If you were to stop a Palestinian on the street in Jerusalem or Gaza and ask them how Israel became its own worst enemy, they'd probably tell you that establishing a Jewish state in Palestine was a pretty good start.
More than 70 years after al-Nakbah, the "catastrophe" which saw hundreds of thousands of people expelled from their ancestral lands, Palestinians are still traumatised by the events of 1948. And who can blame them?
The Zionist settlers expropriated the fleeing Palestinians' stone houses, seized their abandoned olive groves, and renamed the few villages they didn't bulldoze, all the while denying them any "right of return".
In Friendly Fire, Ayalon doesn't identify the expulsion of between 700,000 and 800,000 people from their homeland as Israel's most shameful own goal, but rather its mishandling of Palestinian terror.
As head of Shin Bet, Ayalon claims that he had to move beyond the "us-versus-them thinking" that had served him well during his storied career in the Navy.
"Learning to view Palestinians as human beings with rights alerted me to a basic flaw in our approach to our security: Our absence of empathy corrupted our ability to assess dangers and opportunities.

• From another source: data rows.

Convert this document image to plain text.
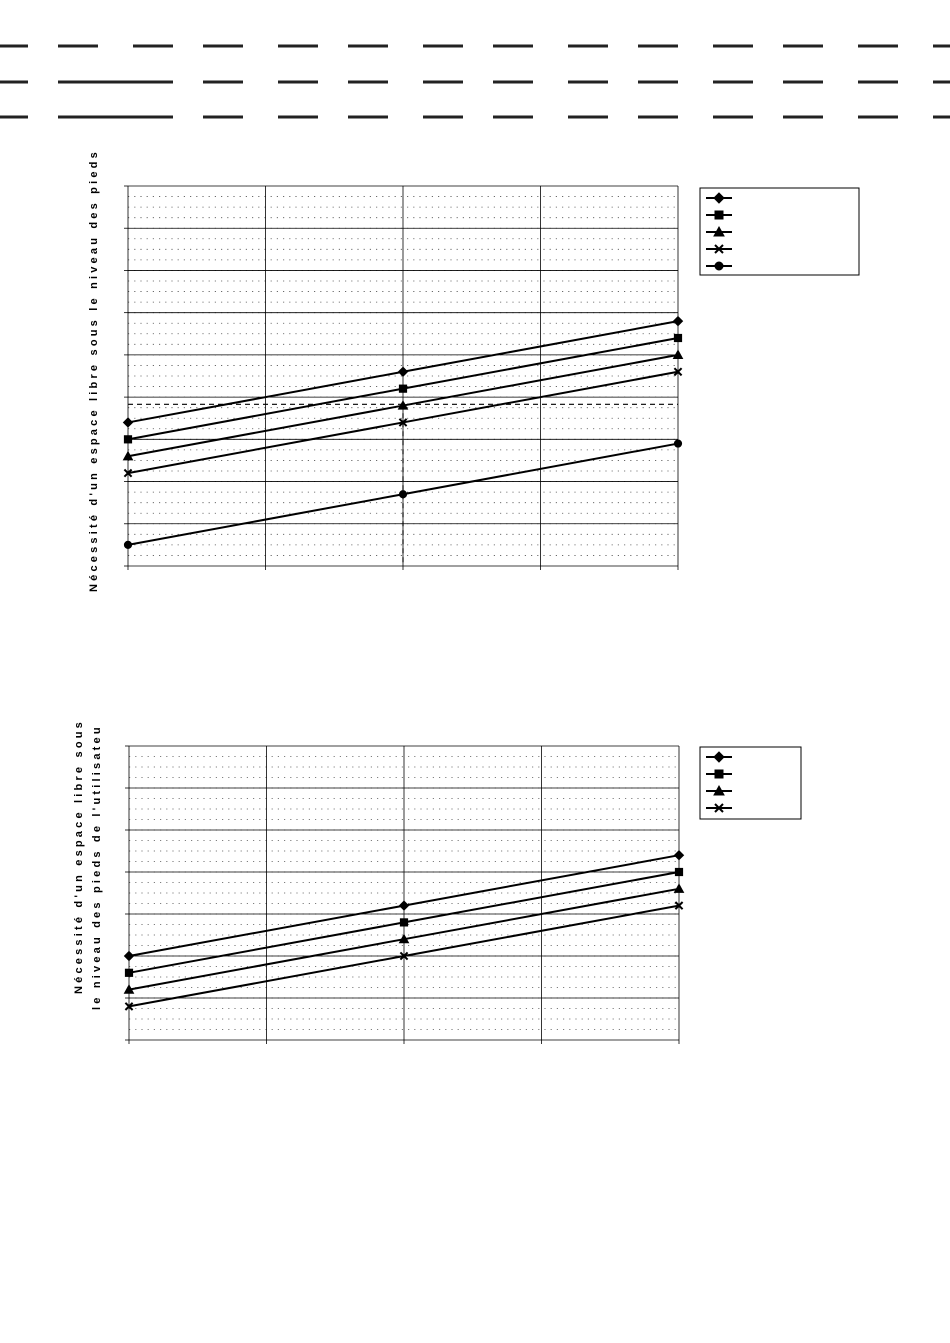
Nécessité d'un espace libre sous le niveau des pieds
Nécessité d'un espace libre sous le niveau des pieds de l'utilisateu
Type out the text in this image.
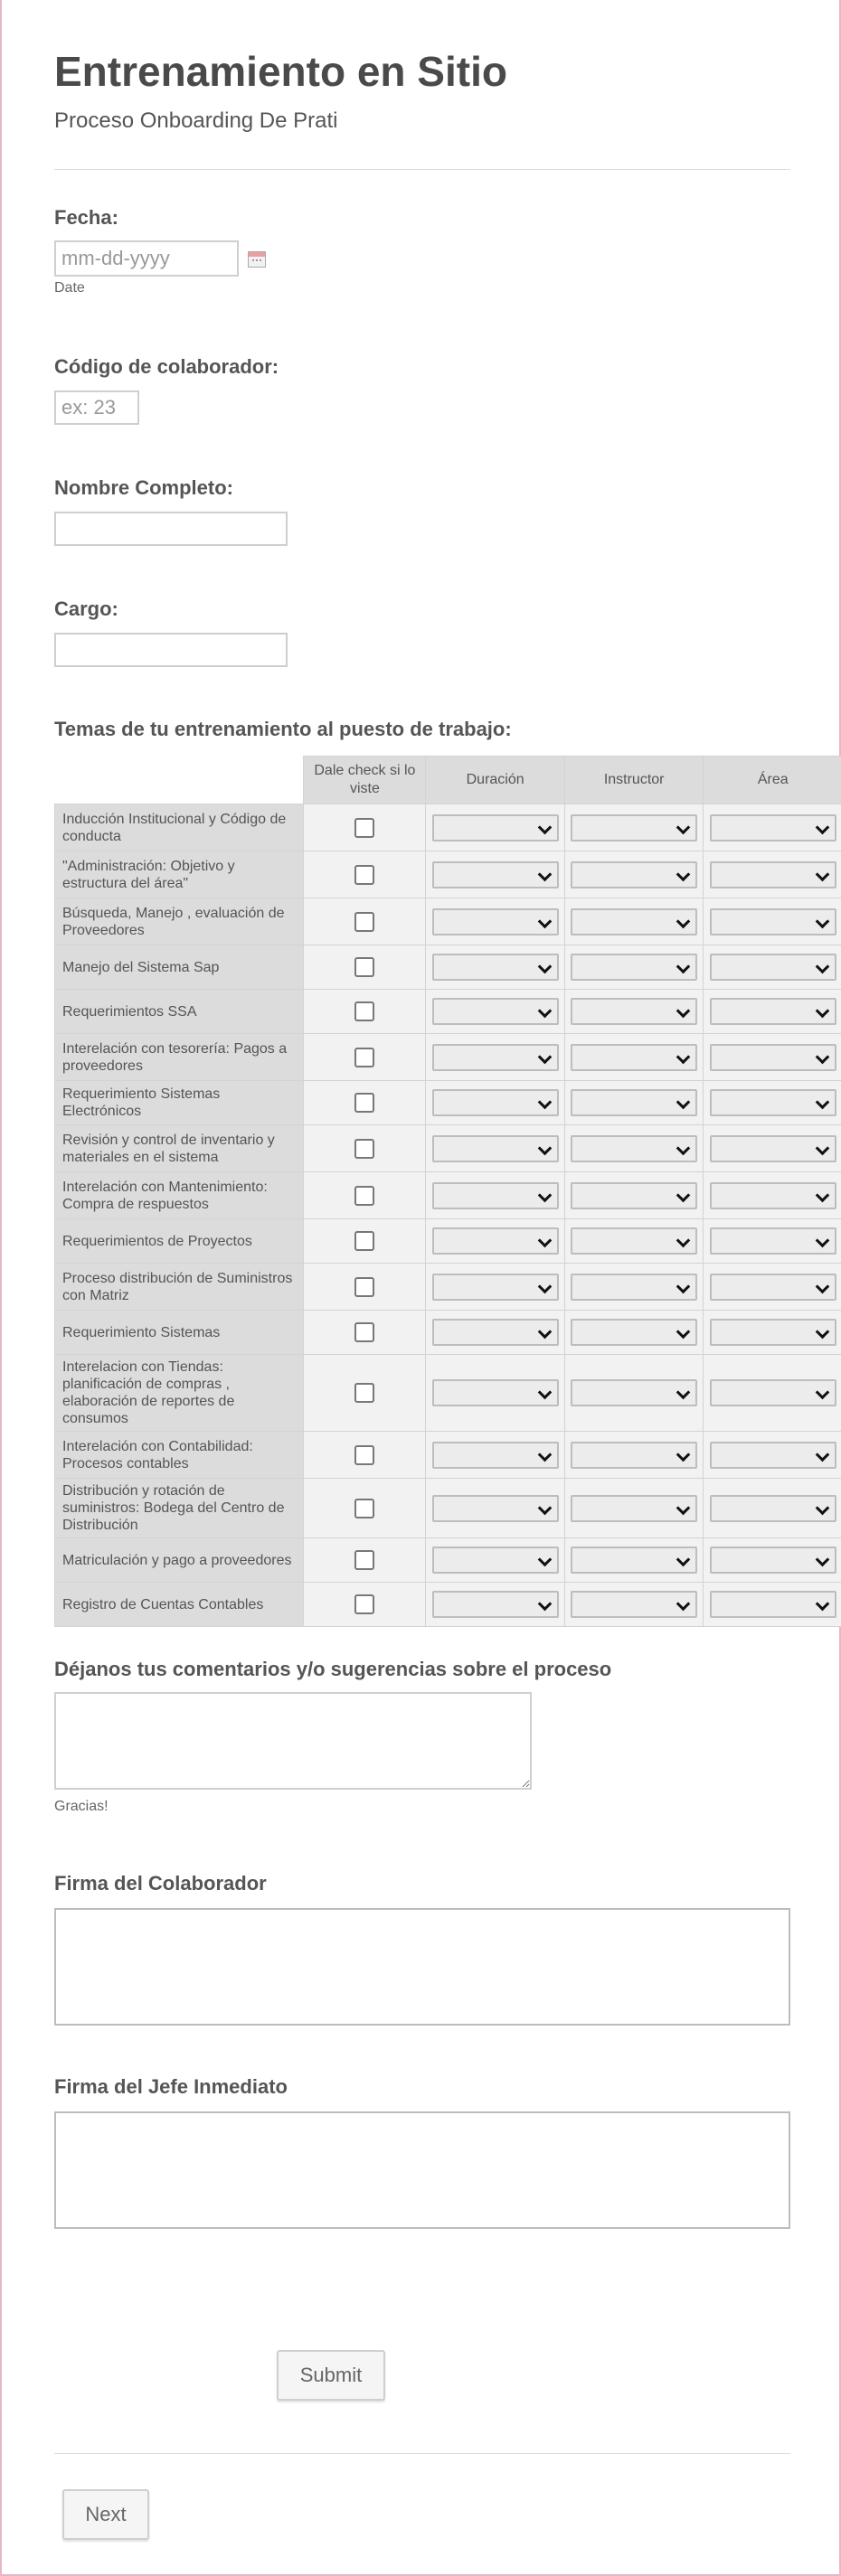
Entrenamiento en Sitio
Proceso Onboarding De Prati
Fecha:
mm-dd-yyyy
Date
Código de colaborador:
ex: 23
Nombre Completo:
Cargo:
Temas de tu entrenamiento al puesto de trabajo:
	Dale check si lo viste	Duración	Instructor	Área
Inducción Institucional y Código de conducta				
"Administración: Objetivo y estructura del área"				
Búsqueda, Manejo , evaluación de Proveedores				
Manejo del Sistema Sap				
Requerimientos SSA				
Interelación con tesorería: Pagos a proveedores				
Requerimiento Sistemas Electrónicos				
Revisión y control de inventario y materiales en el sistema				
Interelación con Mantenimiento: Compra de respuestos				
Requerimientos de Proyectos				
Proceso distribución de Suministros con Matriz				
Requerimiento Sistemas				
Interelacion con Tiendas: planificación de compras , elaboración de reportes de consumos				
Interelación con Contabilidad: Procesos contables				
Distribución y rotación de suministros: Bodega del Centro de Distribución				
Matriculación y pago a proveedores				
Registro de Cuentas Contables				
Déjanos tus comentarios y/o sugerencias sobre el proceso
Gracias!
Firma del Colaborador
Firma del Jefe Inmediato
Submit
Next
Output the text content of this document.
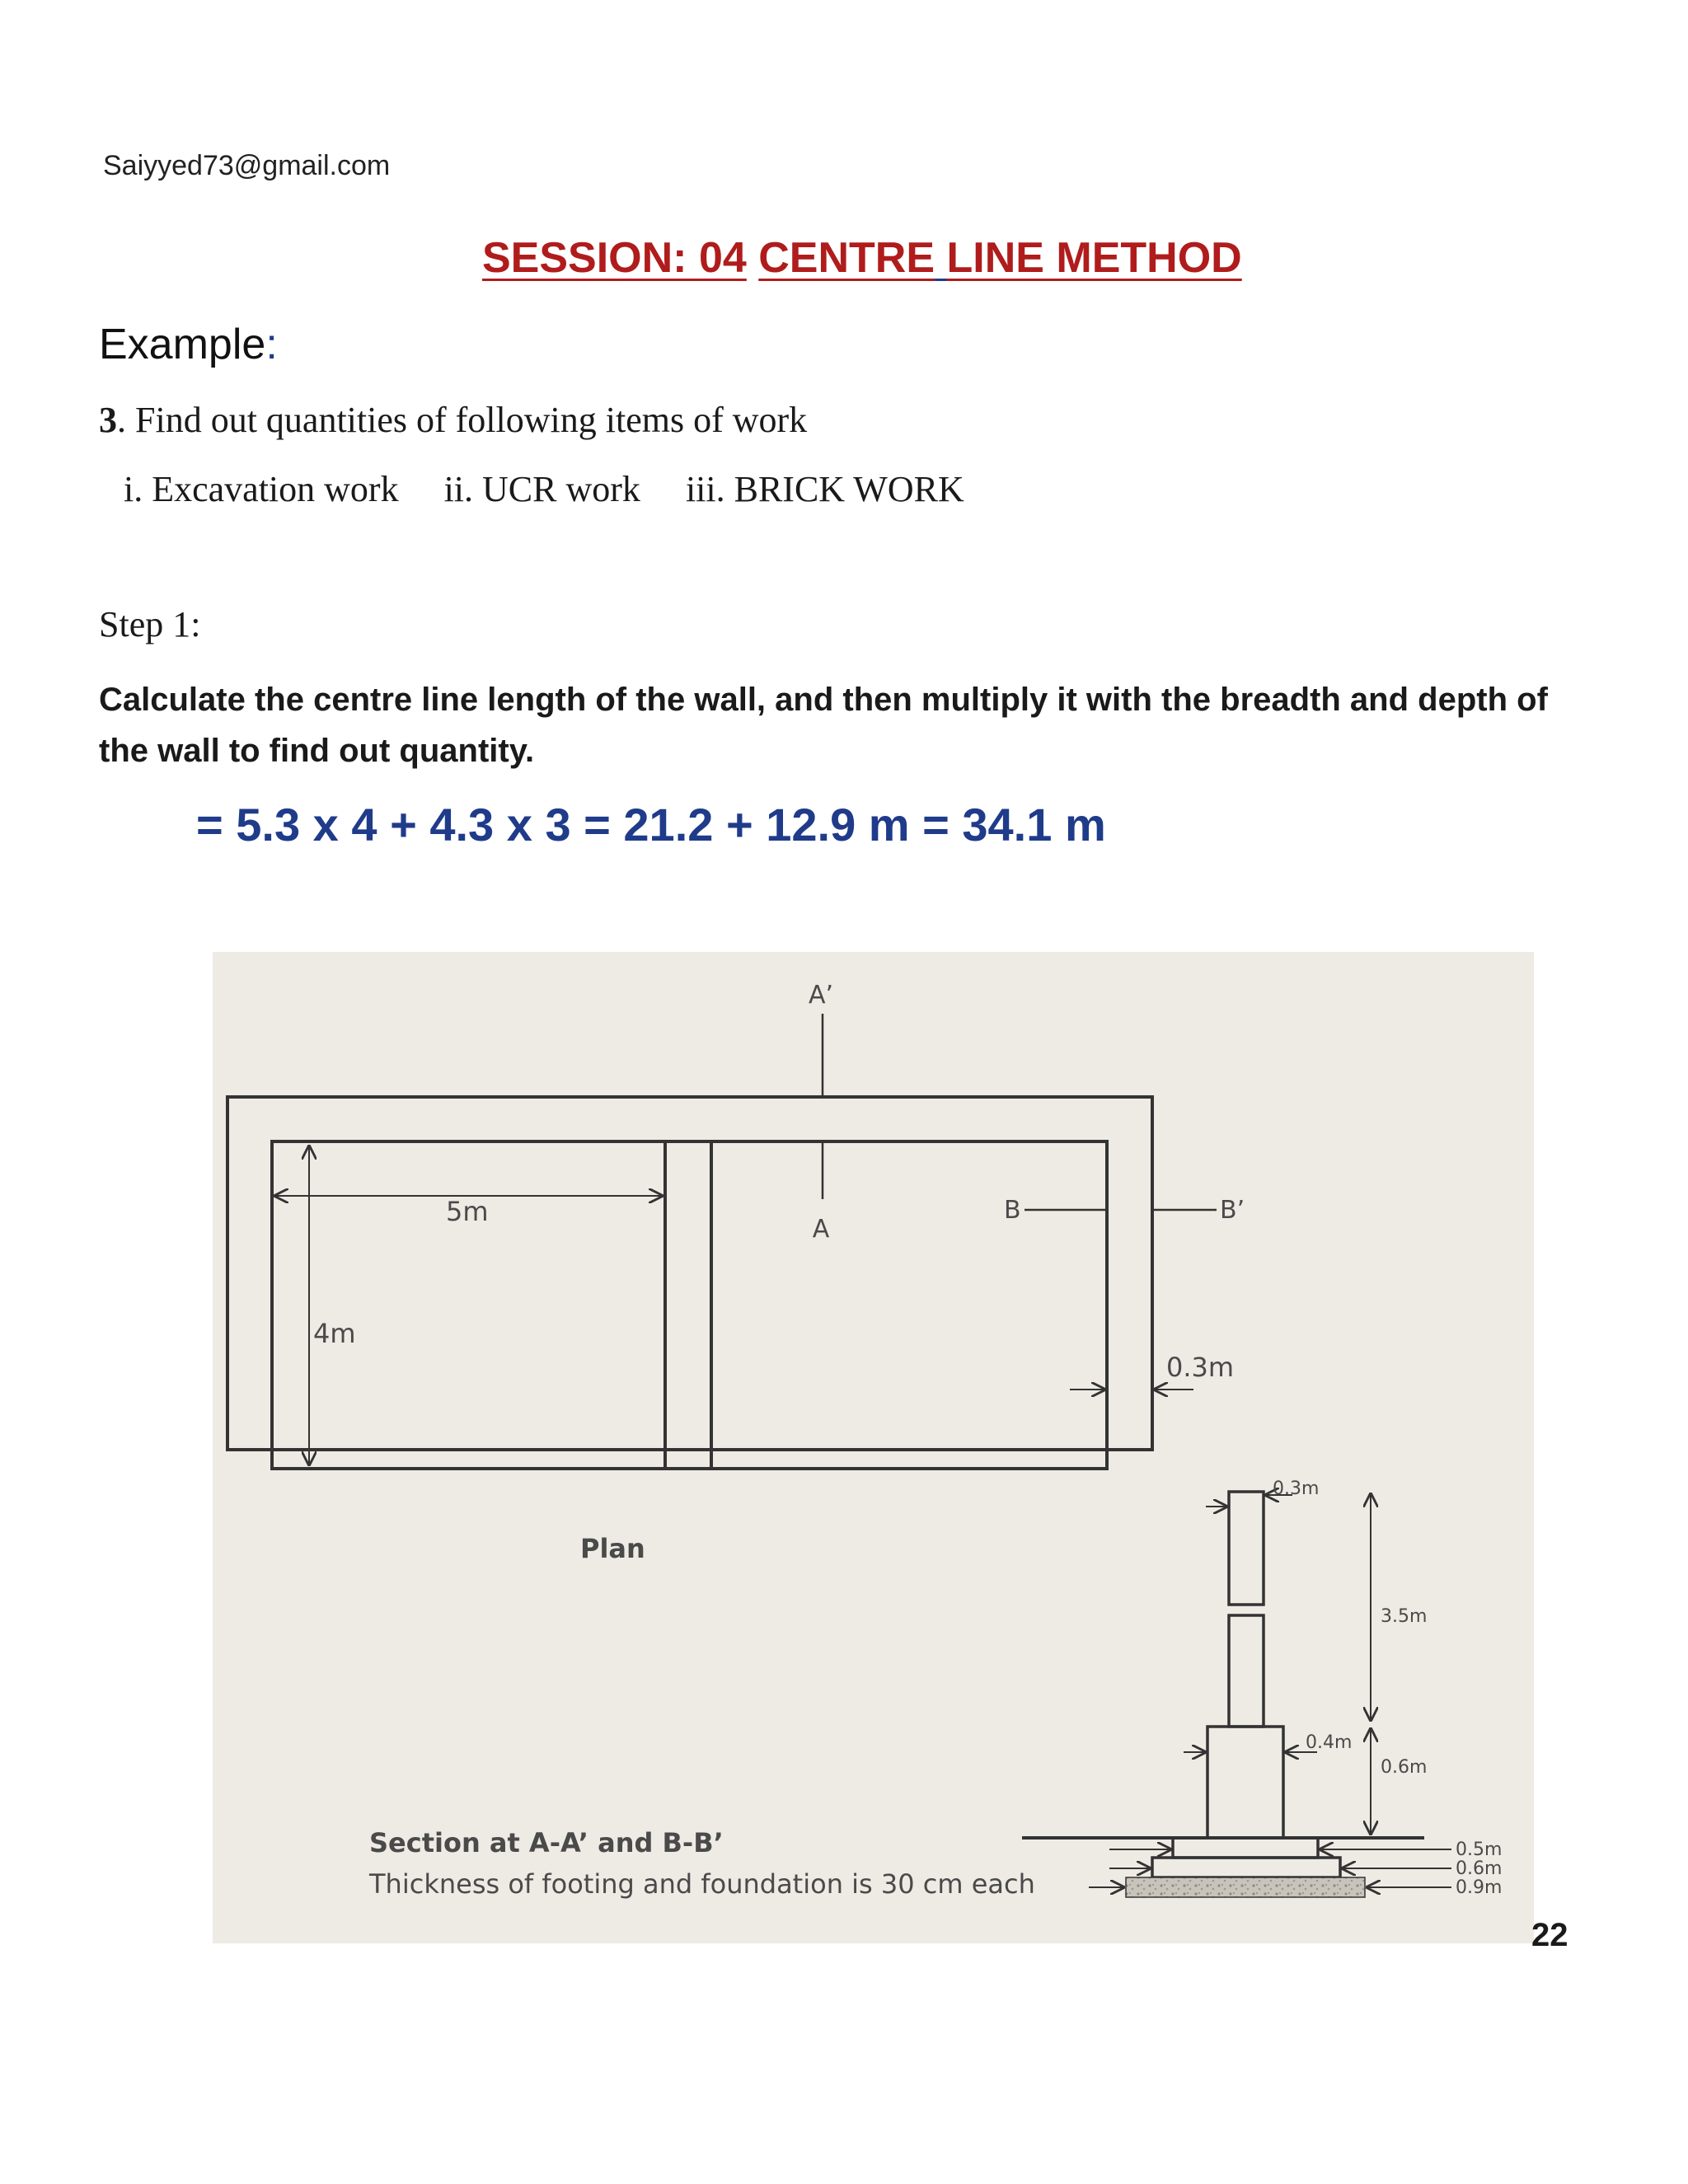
Saiyyed73@gmail.com
SESSION: 04 CENTRE LINE METHOD
Example:
3. Find out quantities of following items of work
i. Excavation work ii. UCR work iii. BRICK WORK
Step 1:
Calculate the centre line length of the wall, and then multiply it with the breadth and depth of the wall to find out quantity.
= 5.3 x 4 + 4.3 x 3 = 21.2 + 12.9 m = 34.1 m
A’
A
B	B’
5m
4m
0.3m
Plan
0.3m
3.5m
0.4m
0.6m
0.5m
0.6m
0.9m
Section at A-A’ and B-B’
Thickness of footing and foundation is 30 cm each
22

"Fear made us overreact", he writes.
It's astonishing to read that Ayalon, an educated and urbane member of the elite, didn't always view Palestinians as "human beings with rights", but not altogether surprising.
After all, in 1969, when Ayalon was busy sinking Egyptian ships ferrying arms and fighters across the Red Sea, Golda Meir was proclaiming, "There were no such thing as Palestinians.... They did not exist".
Hard to imagine Palestinians having rights when your prime minister doesn't even acknowledge their existence.
Friendly Fire is full of fascinating anecdotes from a life lived on the sidelines of some of the most momentous events in the recent history of the Middle East: the Six-Day War, the first and second intifadas, the Oslo Accords.
It's also peppered with phraseology that casts doubt on Ayalon's sincerity.
Why else refer to the Temple Mount as, "the holiest spot on earth for Jews and number three for Muslims", if not to suggest that Jews have a more legitimate claim to the site?
In the end, however, Ayalon does come across as someone who's genuinely interested in peace.
It's just a shame there aren't more who think the same way.